How did the U.S., which spends 17 percent of GDP on health care, corresponding to every American working one day per week to pay for health care, manage to run out of capacity from a bad season of a flu-like illness?
Part of the answer is that the U.S. was never in any danger of running out of hospital capacity as a result of coronavirus, even if we had pursued a Swedish-style policy (schools, restaurants, offices open; mass gatherings shut). We have had some overcrowded hospitals, yes, but they were in all cases only a short drive away from some uncrowded hospitals. If people could wait for hours in the ED, as most did, they could easily have survived a 30-minute or 3-hour bus ride (with a nurse and maybe some oxygen bottles) to an uncrowded hospital.
See “Monroe County hospitals prepare for coronavirus ‘surge’” for example. As of March 27, when New York City was already turning into Wuhan-on-the-Hudson and three days before the USNS Comfort arrived, 33 people were hospitalized in the Rochester, NY area, which has nearly 2,000 hospital beds on a normal day as part of its state-of-the-art hospital system and top-ranked medical school. Compare to this March 25 NYT article, about patients waiting almost 60 hours for a bed at a Queens hospital. It is a 5.5-hour bus ride to Rochester. If everyone at the Queens hospital who didn’t need immediate attention had been sent to Rochester, each patient could have received personal attention from an unstressed team of physicians and nurses.
See also “During a Pandemic, an Unanticipated Problem: Out-of-Work Health Workers; Across the country, plunging revenues from canceled nonemergency medical appointments have forced hospitals to furlough or cut the pay of doctors, nurses and other staff.” (nytimes) In other words, the typical American hospital is mostly empty of both patients and staff!
New York spends $88 billion per year on its Department of Health, but apparently has put no thought into load balancing. A friend who has worked in this industry: “People in government don’t want to do anything at all until there is a disaster. Once the disaster hits, they don’t want to do anything that they haven’t already done.”
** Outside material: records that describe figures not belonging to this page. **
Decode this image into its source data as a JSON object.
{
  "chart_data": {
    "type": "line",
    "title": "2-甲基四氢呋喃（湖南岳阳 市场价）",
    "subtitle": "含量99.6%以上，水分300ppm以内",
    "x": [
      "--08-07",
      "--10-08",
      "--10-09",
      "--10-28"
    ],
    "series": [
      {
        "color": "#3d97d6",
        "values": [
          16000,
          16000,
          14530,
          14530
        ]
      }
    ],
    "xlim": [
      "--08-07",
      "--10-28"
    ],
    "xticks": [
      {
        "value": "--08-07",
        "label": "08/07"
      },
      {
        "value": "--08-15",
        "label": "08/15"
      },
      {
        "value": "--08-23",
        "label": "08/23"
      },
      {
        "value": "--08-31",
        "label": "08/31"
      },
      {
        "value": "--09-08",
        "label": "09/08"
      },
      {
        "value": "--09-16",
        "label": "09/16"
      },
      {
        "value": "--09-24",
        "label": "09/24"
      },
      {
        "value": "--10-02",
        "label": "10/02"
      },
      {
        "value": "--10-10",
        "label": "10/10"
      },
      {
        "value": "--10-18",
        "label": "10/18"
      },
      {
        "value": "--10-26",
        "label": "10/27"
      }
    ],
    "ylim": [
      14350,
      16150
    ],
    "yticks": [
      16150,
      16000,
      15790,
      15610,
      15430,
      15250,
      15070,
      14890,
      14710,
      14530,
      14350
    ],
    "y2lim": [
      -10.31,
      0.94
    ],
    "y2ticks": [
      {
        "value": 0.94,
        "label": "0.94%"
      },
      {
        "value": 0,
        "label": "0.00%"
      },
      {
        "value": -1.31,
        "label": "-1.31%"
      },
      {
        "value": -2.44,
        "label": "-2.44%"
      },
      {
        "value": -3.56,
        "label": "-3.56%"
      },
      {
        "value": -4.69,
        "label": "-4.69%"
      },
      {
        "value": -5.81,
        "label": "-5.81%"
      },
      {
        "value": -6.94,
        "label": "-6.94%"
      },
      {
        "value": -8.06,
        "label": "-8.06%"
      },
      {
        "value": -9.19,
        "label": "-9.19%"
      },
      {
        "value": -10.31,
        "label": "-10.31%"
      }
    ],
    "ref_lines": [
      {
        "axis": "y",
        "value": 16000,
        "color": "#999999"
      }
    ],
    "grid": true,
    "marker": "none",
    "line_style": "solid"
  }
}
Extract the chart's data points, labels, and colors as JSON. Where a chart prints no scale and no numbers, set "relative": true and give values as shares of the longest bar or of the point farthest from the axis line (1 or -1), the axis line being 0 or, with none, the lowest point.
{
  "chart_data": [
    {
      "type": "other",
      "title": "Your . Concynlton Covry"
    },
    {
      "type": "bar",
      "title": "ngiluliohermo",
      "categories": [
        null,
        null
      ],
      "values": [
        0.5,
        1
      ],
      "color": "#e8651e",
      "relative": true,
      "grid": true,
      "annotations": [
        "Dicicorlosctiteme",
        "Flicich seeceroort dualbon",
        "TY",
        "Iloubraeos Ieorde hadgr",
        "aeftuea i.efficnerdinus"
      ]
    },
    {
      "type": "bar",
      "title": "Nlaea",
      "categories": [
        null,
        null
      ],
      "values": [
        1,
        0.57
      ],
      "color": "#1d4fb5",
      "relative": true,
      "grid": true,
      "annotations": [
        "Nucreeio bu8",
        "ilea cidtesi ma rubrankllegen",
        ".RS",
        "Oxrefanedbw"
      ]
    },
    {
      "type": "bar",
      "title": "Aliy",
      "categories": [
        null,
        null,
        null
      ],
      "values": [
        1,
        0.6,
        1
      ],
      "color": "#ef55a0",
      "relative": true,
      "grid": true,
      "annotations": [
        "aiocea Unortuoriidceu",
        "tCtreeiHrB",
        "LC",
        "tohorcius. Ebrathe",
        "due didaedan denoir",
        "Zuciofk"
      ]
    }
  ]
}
The way that the U.S. has handled coronavirus so far combines the worst features of a megasystem (huge bureaucratic costs and long bureaucratic delays) and the worst features of a small island health care system (people must be treated at the single hospital that is closest to their home).
Could it be that the most important thing we can do to prepare for the next flu-like epidemic (which might just be the next outbreak of coronavirus?) is to have some buses ready with spacious recliner chairs and oxygen bottle holders next to each chair? (Argentina already has “business class” buses like this for inter-city transport, minus the oxygen bottle holders!) Combine this with a Florida-style system for tracking hospital capacity in near real-time and we can surely expand the U.S. capability of handling epidemics by a factor of 5-10.
- “Mayo Clinic announces sweeping pay cuts, furloughs” (MPR), from the nation’s most successful (outcomes) hospital: The state’s largest private employer is instituting across the board pay cuts and furloughs to shoulder a projected $3 billion loss this year. “The decision to eliminate elective surgeries and outpatient visits was the right decision in terms of protecting the safety of our patients and staff, and also preserving limited PPE (personal protective equipment),” said Chief Administrative Officer Jeff Bolton. “But it has led to significant reductions in revenues.” Bolton said the hospital in Rochester is at about 35 percent of capacity, while capacity in Mayo’s surgery services is at about 25 percent. “If you go back to the Great Depression, the institution went through a very similar financial crisis, and salaries were reduced during that period of time,” said Bolton. “There were a lot of actions that were very similar to the ones we are taking today.”